Staking Mechanisms: Rewards, Penalties, and Slashings

To understand slashing, we first have to comprehend the reasons behind the existence of rewards and penalties for validators. Validators stake their claim in Ethereum's security, pledging to follow certain rules. This commitment invites rewards if rules are followed and penalties if violated, serving as the basis for providing security via proof of stake.
The two pillars that underpin the PoS consensus on Ethereum are safety and liveness. Safety ensures no conflicting blocks in the canonical chain, while liveness guarantees the chain grows plausibly and probabilistically without interruption.
These principles led to the creation of Gasper, a fusion of Casper FFG, a finality tool, and LMD GHOST, a fork-choice rule.
Validators are expected to perform certain predetermined actions that allow them to contribute to the network’s consensus:
  • Attesting for a source, target checkpoint, and head block
  • Signing off on blocks in the sync committees
  • Proposing blocks
The most common and rewarding duty is attestation, while sync committee and proposer duties are assigned randomly. Each duty has respective weights reflecting their importance within the protocol.
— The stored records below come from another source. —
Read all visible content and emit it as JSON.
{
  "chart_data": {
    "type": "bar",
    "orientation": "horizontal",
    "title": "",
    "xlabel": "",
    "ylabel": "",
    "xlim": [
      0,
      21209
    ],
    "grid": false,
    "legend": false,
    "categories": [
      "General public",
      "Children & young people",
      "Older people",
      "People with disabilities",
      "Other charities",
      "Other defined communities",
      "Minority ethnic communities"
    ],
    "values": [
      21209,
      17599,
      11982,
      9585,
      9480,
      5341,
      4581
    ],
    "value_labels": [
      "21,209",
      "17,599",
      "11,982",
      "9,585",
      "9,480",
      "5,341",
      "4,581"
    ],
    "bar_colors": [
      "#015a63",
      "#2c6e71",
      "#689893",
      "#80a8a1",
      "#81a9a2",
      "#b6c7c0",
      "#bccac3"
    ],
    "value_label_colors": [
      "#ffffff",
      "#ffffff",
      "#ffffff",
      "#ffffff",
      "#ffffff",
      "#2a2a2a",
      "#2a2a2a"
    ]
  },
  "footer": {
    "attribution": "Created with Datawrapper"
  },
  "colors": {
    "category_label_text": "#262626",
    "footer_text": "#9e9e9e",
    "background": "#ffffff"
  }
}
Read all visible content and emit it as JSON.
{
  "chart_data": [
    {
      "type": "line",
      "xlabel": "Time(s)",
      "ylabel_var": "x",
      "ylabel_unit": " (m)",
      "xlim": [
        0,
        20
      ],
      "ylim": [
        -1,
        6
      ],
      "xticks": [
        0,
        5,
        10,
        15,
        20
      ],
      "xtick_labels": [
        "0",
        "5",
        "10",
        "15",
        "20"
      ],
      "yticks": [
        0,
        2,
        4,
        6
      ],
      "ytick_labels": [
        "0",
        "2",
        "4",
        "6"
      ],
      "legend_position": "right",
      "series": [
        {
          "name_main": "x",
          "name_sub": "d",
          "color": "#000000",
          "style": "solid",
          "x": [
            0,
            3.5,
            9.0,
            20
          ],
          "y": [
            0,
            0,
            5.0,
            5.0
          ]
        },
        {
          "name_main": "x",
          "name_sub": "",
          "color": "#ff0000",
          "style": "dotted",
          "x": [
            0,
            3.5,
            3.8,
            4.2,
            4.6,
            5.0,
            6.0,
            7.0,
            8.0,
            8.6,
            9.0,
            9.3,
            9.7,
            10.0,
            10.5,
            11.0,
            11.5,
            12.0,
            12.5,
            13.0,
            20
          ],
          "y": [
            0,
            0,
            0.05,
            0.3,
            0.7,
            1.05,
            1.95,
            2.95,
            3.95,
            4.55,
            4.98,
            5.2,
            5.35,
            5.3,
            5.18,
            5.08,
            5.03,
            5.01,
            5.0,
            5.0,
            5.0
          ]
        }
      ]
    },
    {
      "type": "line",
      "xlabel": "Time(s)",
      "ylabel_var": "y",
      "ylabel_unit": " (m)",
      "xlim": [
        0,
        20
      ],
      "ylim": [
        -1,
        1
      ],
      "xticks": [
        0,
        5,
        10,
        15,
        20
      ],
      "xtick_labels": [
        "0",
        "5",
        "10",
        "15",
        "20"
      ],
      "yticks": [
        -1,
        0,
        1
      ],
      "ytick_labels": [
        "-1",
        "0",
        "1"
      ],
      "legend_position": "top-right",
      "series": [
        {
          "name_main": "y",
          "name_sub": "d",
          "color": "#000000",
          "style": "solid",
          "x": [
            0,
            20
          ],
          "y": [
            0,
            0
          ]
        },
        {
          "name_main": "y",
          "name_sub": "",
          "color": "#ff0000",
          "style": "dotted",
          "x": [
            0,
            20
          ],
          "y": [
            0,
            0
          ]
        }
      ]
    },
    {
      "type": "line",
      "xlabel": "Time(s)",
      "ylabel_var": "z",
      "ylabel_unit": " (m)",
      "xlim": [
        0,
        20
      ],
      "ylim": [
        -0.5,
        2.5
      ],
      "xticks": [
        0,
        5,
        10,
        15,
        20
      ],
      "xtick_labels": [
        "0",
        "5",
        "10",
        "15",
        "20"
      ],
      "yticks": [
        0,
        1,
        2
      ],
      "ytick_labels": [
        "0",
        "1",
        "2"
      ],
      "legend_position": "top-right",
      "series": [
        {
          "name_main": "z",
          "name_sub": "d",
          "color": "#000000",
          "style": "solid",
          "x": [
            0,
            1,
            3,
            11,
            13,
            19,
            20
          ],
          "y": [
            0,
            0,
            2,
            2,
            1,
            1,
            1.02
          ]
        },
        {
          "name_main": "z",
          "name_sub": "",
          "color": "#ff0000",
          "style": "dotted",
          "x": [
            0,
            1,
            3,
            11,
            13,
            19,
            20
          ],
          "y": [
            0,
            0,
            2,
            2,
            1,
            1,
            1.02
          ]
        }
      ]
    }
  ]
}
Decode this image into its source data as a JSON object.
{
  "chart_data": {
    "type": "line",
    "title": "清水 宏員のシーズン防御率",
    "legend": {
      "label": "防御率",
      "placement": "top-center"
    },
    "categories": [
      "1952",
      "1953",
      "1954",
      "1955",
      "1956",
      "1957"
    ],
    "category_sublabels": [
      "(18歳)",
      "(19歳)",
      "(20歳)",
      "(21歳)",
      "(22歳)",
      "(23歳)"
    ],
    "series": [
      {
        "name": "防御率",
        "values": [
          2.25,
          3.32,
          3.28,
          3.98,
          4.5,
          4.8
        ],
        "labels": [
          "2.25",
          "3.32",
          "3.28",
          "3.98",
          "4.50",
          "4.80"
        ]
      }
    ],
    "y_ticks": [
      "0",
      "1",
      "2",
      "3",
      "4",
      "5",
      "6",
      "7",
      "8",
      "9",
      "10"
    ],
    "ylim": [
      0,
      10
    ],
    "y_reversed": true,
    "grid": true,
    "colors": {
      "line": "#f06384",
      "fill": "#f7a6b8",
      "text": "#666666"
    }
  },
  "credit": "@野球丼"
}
To measure time in Ethereum's consensus protocol, epochs made of 32 slots are used. Active validators must attest once per epoch. Their rewards are distributed in a weighted manner according to their performance concerning specific duties in the form of newly minted $ETH.
Epochs are made of 32 slots
1 slot = 12 secs
1 epoch = 6 mins 24 secs
Bad behavior doesn't go unpunished. The beacon chain disincentivizes inappropriate behavior through penalties and slashing. Validators can be penalized for missed votes, equal to their potential reward. Slashing, however, is an irreversible punishment for validators who make attestations or proposals that contradict Gasper's consensus rules. It deducts a percentage of the offender's stake, leading to a steady loss of $ETH over time.
Certain conditions can lead to slashing, including:
  • Proposing and signing two different blocks for the same slot
  • Attesting to a block that "surrounds" another one
  • "Double voting" by attesting to two candidates for the same block
A slashing penalty comprises an:
initial slashing penalty upon confirming a slash-able condition and a collusion-based penalty experienced halfway through the withdrawal period.
At Ion, we view the validator's effective balance as the standard of health for a validator. If a validator's balance decreases due to slashing, their health declines too. A slashed validator impacts the health of the entire validator set since they're forcibly exited from the beacon chain.
Although the risk of slashing is generally low, we anticipate the complexity of validator risk profiles to increase as more liquid staking and re-staking providers join the market. At Ion, we're gearing up for this future, striving to create an ecosystem with a variety of providers and re-staking platforms to increase options and decentralization for stakers across the ecosystem.